Allí se encuentra la doble generosidad, la de matar y la de regalar; la sumisión a la ley ritual; el modo como los que dominan reconocen al Poderoso, a Dios; la fuerza que éste les comunica para cometer cualquier atrocidad; el modo como anticipan el juicio Universal con infinidad de juicios particulares que le preceden. Allí se encuentra la igualdad de todos los hombres ante la fe, una igualdad cuya última consecuencia es prácticamente el derecho que los todos hombres tienen a ser matados. Allí está Dios, como asesino, que decide y manda ejecutar la muerte de cada individuo; y allí está el señor que, con la mayor ingenuidad, se afana por imitar a Dios. Allí está la orden que, de un modo claro y diáfano, exhibe siempre su carácter arcaico de sentencia de muerte; el reconocimiento religioso de todo poder que sea capaz de afirmarse – Dios lo da a quién quiere, ahora a éste, ahora a aquél – y su realización religiosa que, una y otra vez, no sirve más que para conseguir el poder.
Hay una tremenda desnudez en el dominio que se ejerce en el Islam, una religión, por otra parte, que con la ley lo viste y lo cubre todo con varios velos.
Es únicamente un dominio sobre hombres, un dominio que llega a su máximo esplendor en las grandes ciudades, en las ciudades cosmopolitas. La época del sometimiento del animal pasó hace tiempo, ya no se discute; éste es solamente víctima.
El tono de Nietzsche tiene algo del Corán. ¡Jamás se lo hubiera ¡ido imaginar!
En el fondo, para mí ahora sólo cuentan los días en los que me dedico a alguno de los libros sagrados. Del mismo modo como antes había gente que tenía que rezar todos los días, yo tengo que meditar sobre alguno u otro de los viejos temas sagrados, como si allí tuviera que encontrar el mal que alguna vez podríamos hacernos.
Pero no quiero prevenir. Tampoco quiero prever el futuro. Odio a los profetas. Quiero sólo sostener lo que somos. No creo que esto se pueda encontrar ni en argumentos ni en discusiones. Pero quiero conocer todas las afirmaciones. Lo único que me interesa son las afirmaciones. Que pueden discutirse, ya lo sé. Pero quiero tener en mí todas las afirmaciones, unas al lado de otras como si estuvieran libres de toda controversia. Ya sé que no lo están y que ya no deben estarlo para nadie. Pero mi destino, mi tarea, es mantenerlas vivas dentro de mí y meditar sobre ellas.
¿Pero quién eres tú para examinar? ¿Qué te has creído? La sola inquietud no te da derecho a examinar.

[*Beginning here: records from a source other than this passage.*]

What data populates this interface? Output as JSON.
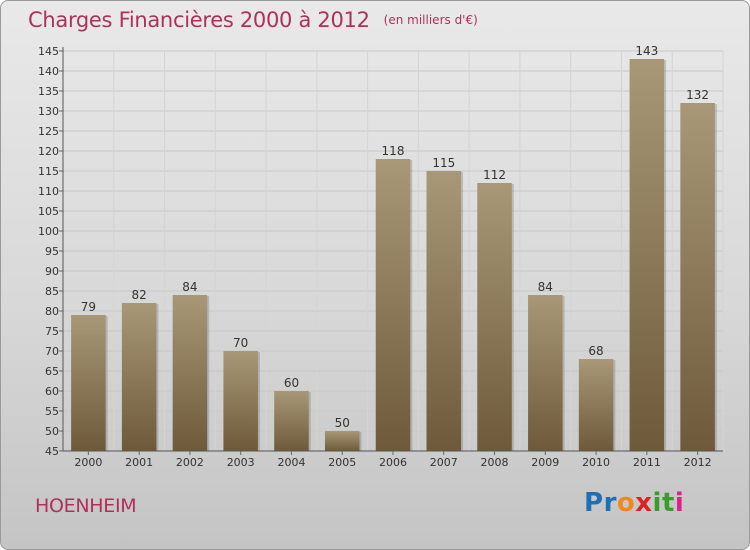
{
  "title": "Charges Financières 2000 à 2012",
  "unit": "(en milliers d'€)",
  "commune": "HOENHEIM",
  "logo": {
    "letters": [
      "P",
      "r",
      "o",
      "x",
      "i",
      "t",
      "i"
    ],
    "colors": [
      "#1f6fb6",
      "#1f6fb6",
      "#f08a1c",
      "#e02020",
      "#3a9d2a",
      "#3a9d2a",
      "#e0208a"
    ]
  },
  "colors": {
    "bar_top": "#a89878",
    "bar_bottom": "#6e5a3a",
    "title": "#b0305a"
  },
  "chart_data": {
    "type": "bar",
    "title": "Charges Financières 2000 à 2012",
    "categories": [
      "2000",
      "2001",
      "2002",
      "2003",
      "2004",
      "2005",
      "2006",
      "2007",
      "2008",
      "2009",
      "2010",
      "2011",
      "2012"
    ],
    "values": [
      79,
      82,
      84,
      70,
      60,
      50,
      118,
      115,
      112,
      84,
      68,
      143,
      132
    ],
    "ylim": [
      45,
      145
    ],
    "yticks": [
      45,
      50,
      55,
      60,
      65,
      70,
      75,
      80,
      85,
      90,
      95,
      100,
      105,
      110,
      115,
      120,
      125,
      130,
      135,
      140,
      145
    ],
    "grid": true,
    "xlabel": "",
    "ylabel": ""
  }
}
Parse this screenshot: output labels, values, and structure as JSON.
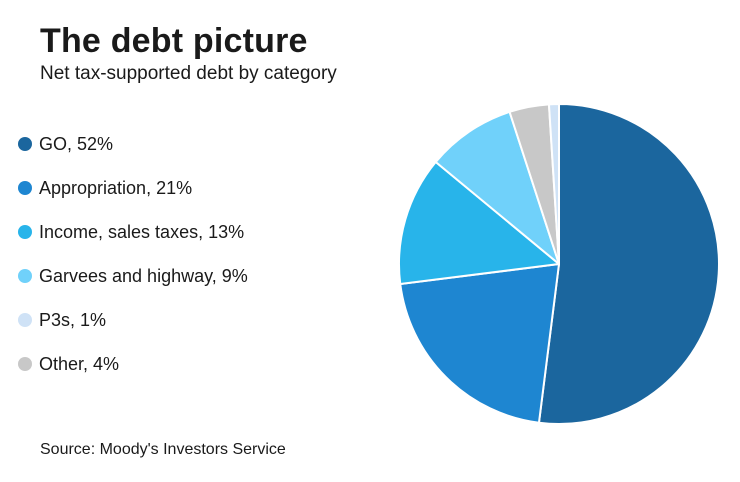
{
  "chart_data": {
    "type": "pie",
    "title": "The debt picture",
    "subtitle": "Net tax-supported debt by category",
    "source": "Source: Moody's Investors Service",
    "legend_position": "left",
    "slices": [
      {
        "key": "go",
        "label": "GO, 52%",
        "value": 52,
        "color": "#1b669e"
      },
      {
        "key": "appropriation",
        "label": "Appropriation, 21%",
        "value": 21,
        "color": "#1e86d1"
      },
      {
        "key": "income",
        "label": "Income, sales taxes, 13%",
        "value": 13,
        "color": "#28b4ea"
      },
      {
        "key": "garvees",
        "label": "Garvees and highway, 9%",
        "value": 9,
        "color": "#70d1fa"
      },
      {
        "key": "p3s",
        "label": "P3s, 1%",
        "value": 1,
        "color": "#cfe2f6"
      },
      {
        "key": "other",
        "label": "Other, 4%",
        "value": 4,
        "color": "#c8c8c8"
      }
    ],
    "pie_order": [
      "go",
      "appropriation",
      "income",
      "garvees",
      "other",
      "p3s"
    ]
  }
}
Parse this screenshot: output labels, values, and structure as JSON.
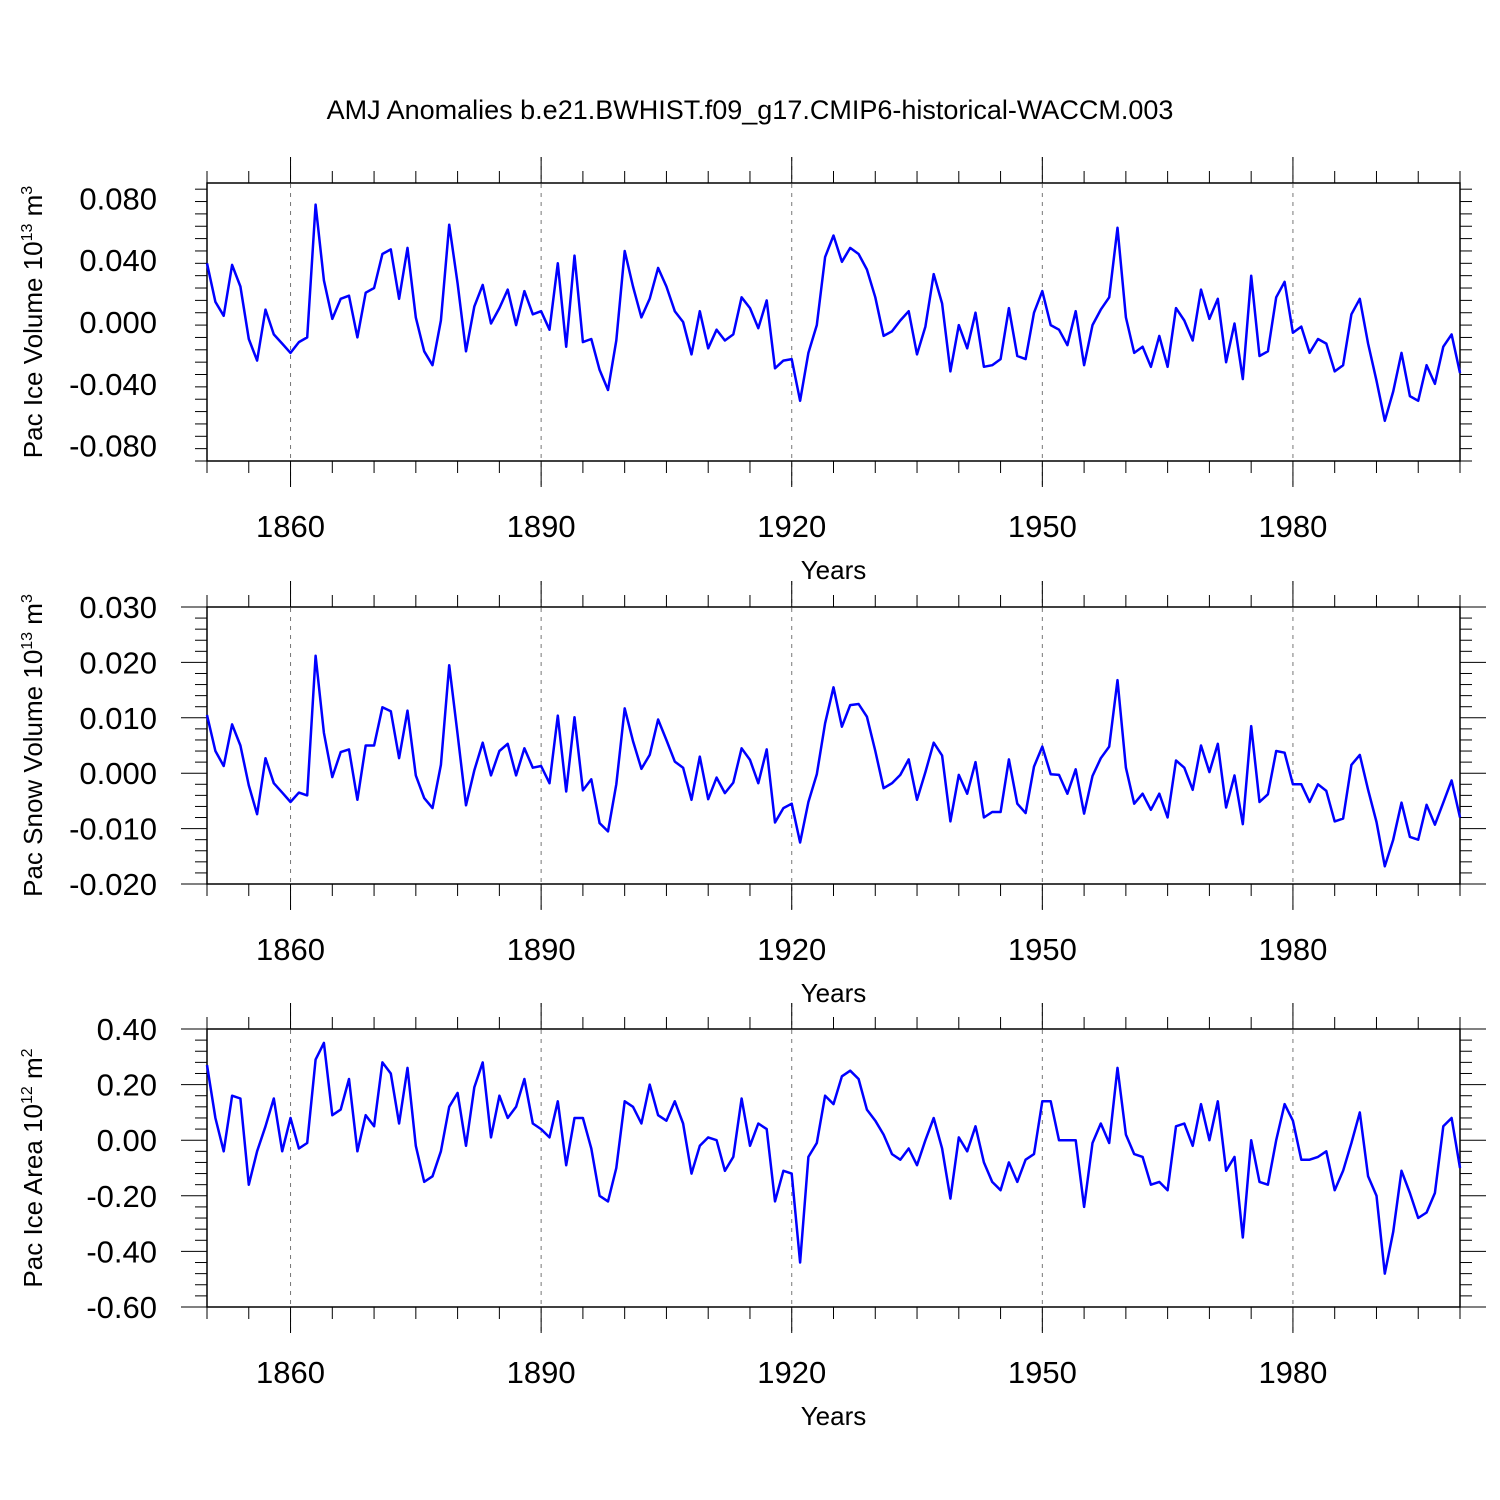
{
  "title": "AMJ Anomalies b.e21.BWHIST.f09_g17.CMIP6-historical-WACCM.003",
  "line_color": "#0000ff",
  "chart_data": [
    {
      "type": "line",
      "name": "pac-ice-volume",
      "ylabel": "Pac Ice Volume 10",
      "ylabel_exp": "13",
      "ylabel_unit": " m",
      "ylabel_unit_exp": "3",
      "xlabel": "Years",
      "xlim": [
        1850,
        2000
      ],
      "ylim": [
        -0.09,
        0.09
      ],
      "yticks": [
        -0.08,
        -0.04,
        0.0,
        0.04,
        0.08
      ],
      "ytick_labels": [
        "-0.080",
        "-0.040",
        "0.000",
        "0.040",
        "0.080"
      ],
      "xticks": [
        1860,
        1890,
        1920,
        1950,
        1980
      ],
      "xtick_labels": [
        "1860",
        "1890",
        "1920",
        "1950",
        "1980"
      ],
      "start_year": 1850,
      "values": [
        0.038,
        0.013,
        0.004,
        0.037,
        0.023,
        -0.011,
        -0.025,
        0.008,
        -0.008,
        -0.014,
        -0.02,
        -0.013,
        -0.01,
        0.076,
        0.027,
        0.002,
        0.015,
        0.017,
        -0.01,
        0.019,
        0.022,
        0.044,
        0.047,
        0.015,
        0.048,
        0.003,
        -0.019,
        -0.028,
        0.001,
        0.063,
        0.025,
        -0.019,
        0.01,
        0.024,
        -0.001,
        0.009,
        0.021,
        -0.002,
        0.02,
        0.005,
        0.007,
        -0.005,
        0.038,
        -0.016,
        0.043,
        -0.013,
        -0.011,
        -0.031,
        -0.044,
        -0.012,
        0.046,
        0.023,
        0.003,
        0.015,
        0.035,
        0.023,
        0.007,
        0.0,
        -0.021,
        0.007,
        -0.017,
        -0.005,
        -0.012,
        -0.008,
        0.016,
        0.009,
        -0.004,
        0.014,
        -0.03,
        -0.025,
        -0.024,
        -0.051,
        -0.02,
        -0.002,
        0.042,
        0.056,
        0.039,
        0.048,
        0.044,
        0.034,
        0.016,
        -0.009,
        -0.006,
        0.001,
        0.007,
        -0.021,
        -0.003,
        0.031,
        0.012,
        -0.032,
        -0.002,
        -0.017,
        0.006,
        -0.029,
        -0.028,
        -0.024,
        0.009,
        -0.022,
        -0.024,
        0.006,
        0.02,
        -0.002,
        -0.005,
        -0.015,
        0.007,
        -0.028,
        -0.002,
        0.008,
        0.016,
        0.061,
        0.003,
        -0.02,
        -0.016,
        -0.029,
        -0.009,
        -0.029,
        0.009,
        0.001,
        -0.012,
        0.021,
        0.002,
        0.015,
        -0.026,
        -0.001,
        -0.037,
        0.03,
        -0.022,
        -0.019,
        0.016,
        0.026,
        -0.007,
        -0.003,
        -0.02,
        -0.011,
        -0.014,
        -0.032,
        -0.028,
        0.005,
        0.015,
        -0.014,
        -0.038,
        -0.064,
        -0.045,
        -0.02,
        -0.048,
        -0.051,
        -0.028,
        -0.04,
        -0.016,
        -0.008,
        -0.033
      ]
    },
    {
      "type": "line",
      "name": "pac-snow-volume",
      "ylabel": "Pac Snow Volume 10",
      "ylabel_exp": "13",
      "ylabel_unit": " m",
      "ylabel_unit_exp": "3",
      "xlabel": "Years",
      "xlim": [
        1850,
        2000
      ],
      "ylim": [
        -0.02,
        0.03
      ],
      "yticks": [
        -0.02,
        -0.01,
        0.0,
        0.01,
        0.02,
        0.03
      ],
      "ytick_labels": [
        "-0.020",
        "-0.010",
        "0.000",
        "0.010",
        "0.020",
        "0.030"
      ],
      "xticks": [
        1860,
        1890,
        1920,
        1950,
        1980
      ],
      "xtick_labels": [
        "1860",
        "1890",
        "1920",
        "1950",
        "1980"
      ],
      "start_year": 1850,
      "values": [
        0.0105,
        0.004,
        0.0013,
        0.0088,
        0.005,
        -0.0022,
        -0.0074,
        0.0027,
        -0.0018,
        -0.0035,
        -0.0052,
        -0.0035,
        -0.004,
        0.0212,
        0.0073,
        -0.0007,
        0.0038,
        0.0043,
        -0.0048,
        0.005,
        0.005,
        0.0119,
        0.0112,
        0.0027,
        0.0113,
        -0.0004,
        -0.0045,
        -0.0063,
        0.0015,
        0.0195,
        0.007,
        -0.0058,
        0.0005,
        0.0055,
        -0.0004,
        0.004,
        0.0053,
        -0.0004,
        0.0045,
        0.001,
        0.0013,
        -0.0018,
        0.0104,
        -0.0033,
        0.0101,
        -0.0031,
        -0.0011,
        -0.009,
        -0.0105,
        -0.002,
        0.0117,
        0.0058,
        0.0008,
        0.0033,
        0.0097,
        0.006,
        0.0021,
        0.001,
        -0.0048,
        0.003,
        -0.0047,
        -0.0008,
        -0.0036,
        -0.0017,
        0.0045,
        0.0024,
        -0.0018,
        0.0043,
        -0.0089,
        -0.0063,
        -0.0055,
        -0.0125,
        -0.0052,
        -0.0002,
        0.009,
        0.0155,
        0.0084,
        0.0123,
        0.0125,
        0.0102,
        0.004,
        -0.0027,
        -0.0018,
        -0.0003,
        0.0025,
        -0.0048,
        0.0002,
        0.0055,
        0.0032,
        -0.0087,
        -0.0003,
        -0.0037,
        0.002,
        -0.008,
        -0.007,
        -0.007,
        0.0025,
        -0.0055,
        -0.0072,
        0.0012,
        0.0048,
        -0.0002,
        -0.0003,
        -0.0037,
        0.0007,
        -0.0073,
        -0.0005,
        0.0027,
        0.0048,
        0.0168,
        0.001,
        -0.0055,
        -0.0037,
        -0.0066,
        -0.0037,
        -0.008,
        0.0023,
        0.001,
        -0.003,
        0.005,
        0.0002,
        0.0053,
        -0.0062,
        -0.0004,
        -0.0092,
        0.0085,
        -0.0052,
        -0.0038,
        0.004,
        0.0037,
        -0.002,
        -0.002,
        -0.0052,
        -0.002,
        -0.0032,
        -0.0087,
        -0.0082,
        0.0015,
        0.0033,
        -0.003,
        -0.0088,
        -0.0168,
        -0.012,
        -0.0053,
        -0.0115,
        -0.012,
        -0.0057,
        -0.0093,
        -0.0053,
        -0.0013,
        -0.008
      ]
    },
    {
      "type": "line",
      "name": "pac-ice-area",
      "ylabel": "Pac Ice Area 10",
      "ylabel_exp": "12",
      "ylabel_unit": " m",
      "ylabel_unit_exp": "2",
      "xlabel": "Years",
      "xlim": [
        1850,
        2000
      ],
      "ylim": [
        -0.6,
        0.4
      ],
      "yticks": [
        -0.6,
        -0.4,
        -0.2,
        0.0,
        0.2,
        0.4
      ],
      "ytick_labels": [
        "-0.60",
        "-0.40",
        "-0.20",
        "0.00",
        "0.20",
        "0.40"
      ],
      "xticks": [
        1860,
        1890,
        1920,
        1950,
        1980
      ],
      "xtick_labels": [
        "1860",
        "1890",
        "1920",
        "1950",
        "1980"
      ],
      "start_year": 1850,
      "values": [
        0.27,
        0.08,
        -0.04,
        0.16,
        0.15,
        -0.16,
        -0.04,
        0.05,
        0.15,
        -0.04,
        0.08,
        -0.03,
        -0.01,
        0.29,
        0.35,
        0.09,
        0.11,
        0.22,
        -0.04,
        0.09,
        0.05,
        0.28,
        0.24,
        0.06,
        0.26,
        -0.02,
        -0.15,
        -0.13,
        -0.04,
        0.12,
        0.17,
        -0.02,
        0.19,
        0.28,
        0.01,
        0.16,
        0.08,
        0.12,
        0.22,
        0.06,
        0.04,
        0.01,
        0.14,
        -0.09,
        0.08,
        0.08,
        -0.03,
        -0.2,
        -0.22,
        -0.1,
        0.14,
        0.12,
        0.06,
        0.2,
        0.09,
        0.07,
        0.14,
        0.06,
        -0.12,
        -0.02,
        0.01,
        0.0,
        -0.11,
        -0.06,
        0.15,
        -0.02,
        0.06,
        0.04,
        -0.22,
        -0.11,
        -0.12,
        -0.44,
        -0.06,
        -0.01,
        0.16,
        0.13,
        0.23,
        0.25,
        0.22,
        0.11,
        0.07,
        0.02,
        -0.05,
        -0.07,
        -0.03,
        -0.09,
        0.0,
        0.08,
        -0.03,
        -0.21,
        0.01,
        -0.04,
        0.05,
        -0.08,
        -0.15,
        -0.18,
        -0.08,
        -0.15,
        -0.07,
        -0.05,
        0.14,
        0.14,
        0.0,
        0.0,
        0.0,
        -0.24,
        -0.01,
        0.06,
        -0.01,
        0.26,
        0.02,
        -0.05,
        -0.06,
        -0.16,
        -0.15,
        -0.18,
        0.05,
        0.06,
        -0.02,
        0.13,
        0.0,
        0.14,
        -0.11,
        -0.06,
        -0.35,
        0.0,
        -0.15,
        -0.16,
        0.0,
        0.13,
        0.07,
        -0.07,
        -0.07,
        -0.06,
        -0.04,
        -0.18,
        -0.11,
        -0.01,
        0.1,
        -0.13,
        -0.2,
        -0.48,
        -0.33,
        -0.11,
        -0.19,
        -0.28,
        -0.26,
        -0.19,
        0.05,
        0.08,
        -0.1
      ]
    }
  ]
}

Tu única justificación es tu inconmovible odio a la muerte. Es la muerte de todos y por esto examinas por todos.
Con la idea cada vez más clara de que estamos sobre un montón de muertos – hombres y animales – de que el sentimiento que tenemos de nosotros mismos saca su verdadero alimento de la suma de aquellos a quienes hemos sobrevivido, con esta intuición rápida y expansiva difícilmente va a ser posible llegar a una solución de la que no nos avergoncemos. Es imposible volver la espalda a la vida, cuyo valor y cuya esperanza estamos sintiendo continuamente. Pero también es imposible no vivir de la muerte de otras criaturas, cuyo valor y cuya esperanza no son menores que los nuestros.
La felicidad de referirse a una lejanía de la que todas las religiones del pasado se nutren tampoco puede ser ya nuestra felicidad.
El más allá está en nosotros: una grave constatación, pero está prisionero en nosotros. Esta es la gran escisión, la insalvable escisión del hombre moderno. Porque en nosotros está también la fosa común de las criaturas.